Congress made itself clear: it’s time for the federal truck and bus safety program to stand on its own.
Legislation passed last week contains the most significant change in truck safety regulation in more than 30 years.
It creates within the Department of Transportation a Federal Motor Carrier Safety Administration that puts truck and bus safety enforcement on the same organizational level as the other transportation modes. And it ends the era that began in 1966 when the old Bureau of Motor Carrier Safety was transferred from the Interstate Commerce Commission to DOT’s Federal Highway Administration.
A second part of the bill, which will be covered in a subsequent story, toughens safety requirements and enforcement.
FMCSA will open its doors on January 1, 2000. While it’s too soon to know exactly how the new agency will affect the daily lives of truckers, the potential impact is huge.
The administration is empowered by Congress with one priority: improving safety. Of course, that has been the priority at FHWA’s Office of Motor Carrier Safety, too. The difference is that FMCSA will have a political boss who reports directly to the Secretary of Transportation, while OMCS had a director who reported to the chief of the highway agency.
The new FMCSA administrator will be appointed by the president with the advice and consent of the Senate. He or she must have professional experience in motor carrier safety, the bill says.
The transportation community in Washington is abuzz with speculation about how the selection process will unfold. Insiders predict that Transportation Secretary Rodney Slater will have the biggest say in who gets nominated, but any candidate will have to pass muster with key Clinton administration constituencies, particularly organized labor.

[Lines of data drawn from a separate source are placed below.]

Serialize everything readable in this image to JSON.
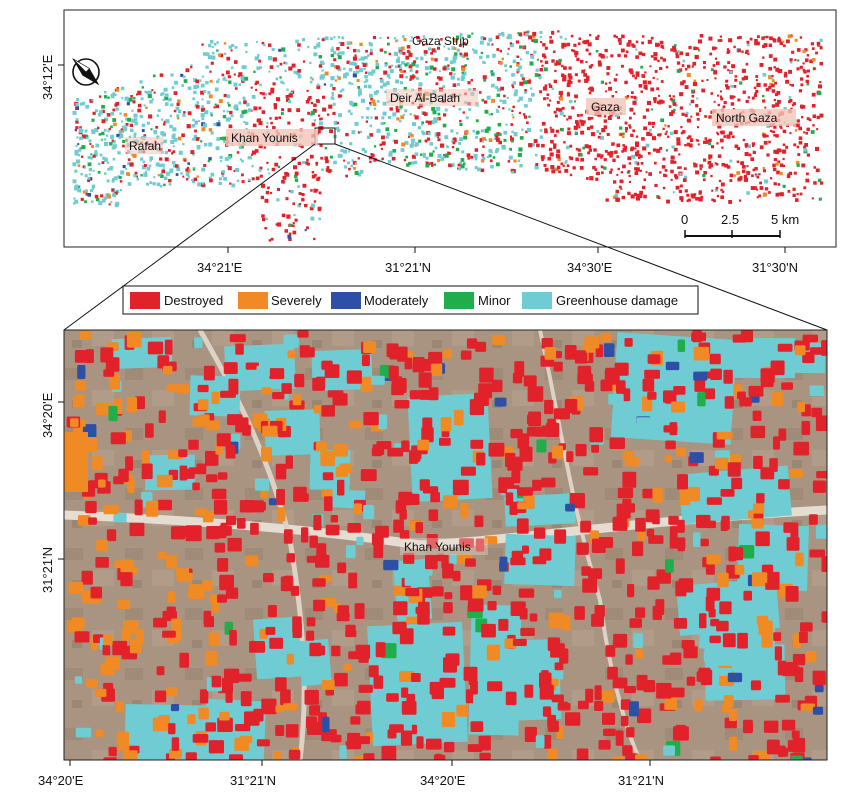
{
  "overview_map": {
    "title": "Gaza Strip",
    "regions": [
      {
        "name": "Rafah"
      },
      {
        "name": "Khan Younis"
      },
      {
        "name": "Deir Al-Balah"
      },
      {
        "name": "Gaza"
      },
      {
        "name": "North Gaza"
      }
    ],
    "scale_bar": {
      "ticks": [
        "0",
        "2.5",
        "5 km"
      ]
    },
    "left_axis_label": "34°12'E",
    "bottom_axis_labels": [
      "34°21'E",
      "31°21'N",
      "34°30'E",
      "31°30'N"
    ],
    "north_arrow": "north-arrow-icon"
  },
  "legend": {
    "items": [
      {
        "label": "Destroyed",
        "color": "#e2222a"
      },
      {
        "label": "Severely",
        "color": "#f08a24"
      },
      {
        "label": "Moderately",
        "color": "#2e4fa6"
      },
      {
        "label": "Minor",
        "color": "#1fae4b"
      },
      {
        "label": "Greenhouse damage",
        "color": "#6fccd3"
      }
    ]
  },
  "detail_map": {
    "label": "Khan Younis",
    "left_axis_labels": [
      "34°20'E",
      "31°21'N"
    ],
    "bottom_axis_labels": [
      "34°20'E",
      "31°21'N",
      "34°20'E",
      "31°21'N"
    ]
  }
}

Complicating the process is the gravitational pull of next year’s election. Vice President Albert Gore has been handling many Clinton appointments over the past year and as a presidential candidate has an obvious interest in the patronage of this appointment. Senator John McCain, R-AZ, whose presidential campaign is picking up momentum and who as Chairman of the Senate Commerce Committee was instrumental in the crafting of the safety bill, also will have a strong interest in the nomination.
Under the bill, the new administrator gets a deputy, appointed by the DOT secretary with the approval of the president.
The third position is the assistant administrator, or Chief Safety Officer. That position goes to a senior level bureaucrat appointed by the DOT secretary, again with the approval of the president.
The new administration has direct orders from Congress to work with both the Federal Highway Administration and the National Highway Traffic Safety Administration. It also has strict orders about staffing: the number of employees at headquarters is capped at its current level for the next fiscal year, except for employees who are transferred from FHWA. After that, Congress will review any requests for additional staff.
The new boss will have to give Congress a strategic plan for improving safety, focusing on four goals:
* Reduce the number and rates of accidents, injuries and fatalities.
* Improve enforcement and compliance programs.
* Identify and target high-risk carriers, vehicles and drivers for enforcement.
* Improve research.
The performance of the administrator, the deputy and the assistant administrator will be judged by whether or not they meet measurable standards applied to these goals.
The bill gives the DOT secretary authority to create an advisory committee of representatives from truck and bus management, drivers, safety advocates, manufacturers and enforcement officials, among others.
FMCSA will get an average of $38 million a year– a 70% increase over what was provided to OMCS by the Federal Highway Administration.
Those funds are for improving rulemaking, oversight, enforcement and safety research.
Safety research was a hot item during this year’s hearings on truck safety. CRASH President Joan Claybrook and others were outraged that OMCS was paying American Trucking Associations to conduct safety research, calling it a conflict of interest.
Under the bill, the DOT secretary must conduct a study to see if current federal rules are sufficient protection against conflict of interest, and if the rules will cause unreasonable delays in research.